Zmiany w prawie, kampanie społeczne, kursy samoobrony, monitoring i ochrona to rozwiązania, jakich dyrektorzy szpitali oczekiwaliby od kierownictwa Ministerstwa Zdrowia po serii ataków na personel medyczny – 88,2 proc. z nich potwierdziło, iż w ostatnim roku w zarządzanych przez nich podmiotach doszło do incydentów, w których pacjenci lub osoby trzecie stwarzali zagrożenie dla bezpieczeństwa pracowników.
„Rzeczpospolita” spytała zarządzających o kwestie związane z bezpieczeństwem w podmiotach medycznych.
Wyniki ankiety przeprowadzonej we współpracy z Polską Federacją Szpitali, w której wzięły udział 34 osoby zarządzające takimi podmiotami, prowadzą do jednoznacznego wniosku – w szpitalach bezpiecznie nie jest i nie chodzi tu o bezpieczeństwo pacjentów.
Strach w szpitalach. Jakie zmiany są oczekiwane?
„Rzeczpospolita” podała:
- 88,2 proc. dyrektorów szpitali, którzy odpowiedzieli na pytania, potwierdziło, iż w ostatnim roku w zarządzanych przez nich podmiotach doszło do incydentu, w którym pacjent lub osoba trzecia stwarzała zagrożenie dla bezpieczeństwa pracownika szpitala.
- 94,1 proc. przyznało, iż zdarza się, iż lekarze zatrudnieni w szpitalu padają ofiarą pogróżek lub wyzwisk.
- 91,2 proc. respondentów deklarowało, iż odczuwa zagrożenie o siebie lub swoich pracowników w związku z agresywnymi zachowaniami pacjentów i osób trzecich.
„Rzeczpospolita” pytała też o oczekiwania wobec kierownictwa Ministerstwa Zdrowia, jeżeli chodzi o zapewnienie bezpieczeństwa pracownikom ochrony zdrowia.
Najwięcej – 45 proc. – respondentów akcentuje w swoich wypowiedziach potrzebę zmian legislacyjnych.

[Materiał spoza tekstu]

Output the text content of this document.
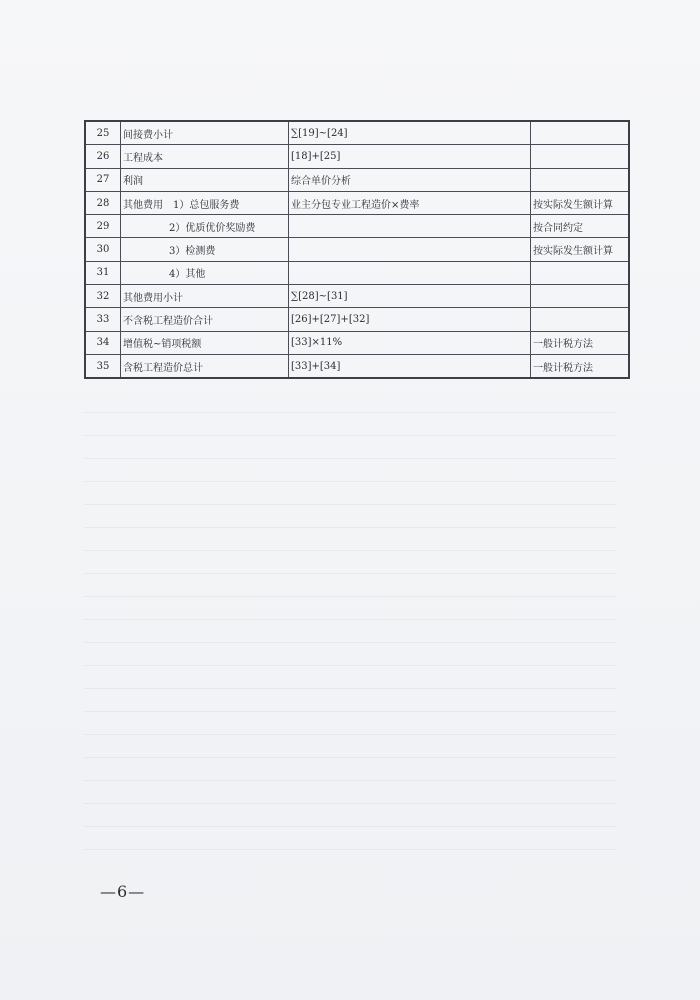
25	间接费小计	∑[19]~[24]	
26	工程成本	[18]+[25]	
27	利润	综合单价分析	
28	其他费用　1）总包服务费	业主分包专业工程造价×费率	按实际发生额计算
29	2）优质优价奖励费		按合同约定
30	3）检测费		按实际发生额计算
31	4）其他		
32	其他费用小计	∑[28]~[31]	
33	不含税工程造价合计	[26]+[27]+[32]	
34	增值税~销项税额	[33]×11%	一般计税方法
35	含税工程造价总计	[33]+[34]	一般计税方法
—6—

– Chodzi o wzmocnienie ochrony prawnej pracowników ochrony zdrowia, a przede wszystkim o zaostrzenie kar za agresję wobec personelu medycznego i wprowadzenie jasnej ścieżki zgłaszania takich incydentów. Dyrektorzy szpitali domagali się przy tym konsekwentnego i skutecznego egzekwowania przepisów wobec sprawców przemocy, a także kampanii społecznych o przemocy wobec medyków, kursów samoobrony dla personelu medycznego, szpitalnego monitoringu i ochrony w lecznicach – poinformowała „Rzeczpospolita”.